- Interactive map of Amahata Dam
- Location: Yamanashi Prefecture, Japan
- Coordinates: 35°24′31″N 138°19′54″E﻿ / ﻿35.40861°N 138.33167°E
- Opening date: 1967

Dam and spillways
- Height: 80.5 m (264 ft)
- Length: 147.6 m (484 ft)

Reservoir
- Total capacity: 11000 thousand cubic meters
- Catchment area: 99.7 sq. km
- Surface area: 59 hectares

= Amahata Dam =

Dam in Yamanashi Prefecture, Japan

Amahata Dam is a 80.5m high arch dam located on the Fuji River in Yamanashi Prefecture, Japan. The dam is used for power production and was completed in 1967.

== Specifications ==
The Amahata Dam is a 147.6m (156.2 ft) long and 80.5m (264.1 ft) high concrete arch dam.
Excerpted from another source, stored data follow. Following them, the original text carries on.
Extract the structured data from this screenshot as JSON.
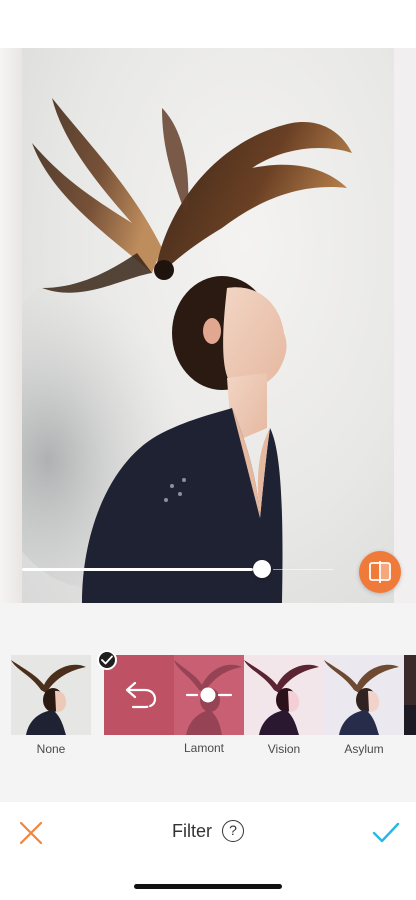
{
  "editor": {
    "title": "Filter",
    "help_symbol": "?",
    "intensity_percent": 77
  },
  "filters": [
    {
      "label": "None",
      "selected": false,
      "tint": "none"
    },
    {
      "label": "Lamont",
      "selected": true,
      "tint": "#c95f73"
    },
    {
      "label": "Vision",
      "selected": false,
      "tint": "warm-pink"
    },
    {
      "label": "Asylum",
      "selected": false,
      "tint": "lavender"
    }
  ],
  "colors": {
    "accent_orange": "#f07a3a",
    "cancel_orange": "#f2843e",
    "confirm_cyan": "#2bb7e4",
    "selected_filter": "#c95f73"
  },
  "icons": {
    "cancel": "close-icon",
    "confirm": "checkmark-icon",
    "compare": "compare-icon",
    "undo": "undo-icon",
    "adjust": "slider-adjust-icon",
    "selected_check": "check-icon",
    "help": "help-icon"
  }
}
The dam withholds a reservoir which has a total capacity of 11,000,000 m^{3} (14,387,457 cu yd), the same amount of which is live (active storage). The catchment area of the dam is 99.7 km^{2} (38.49 sq mi) and has a surface area of 59 ha, or 0.59 km^{2} (0.228 sq mi).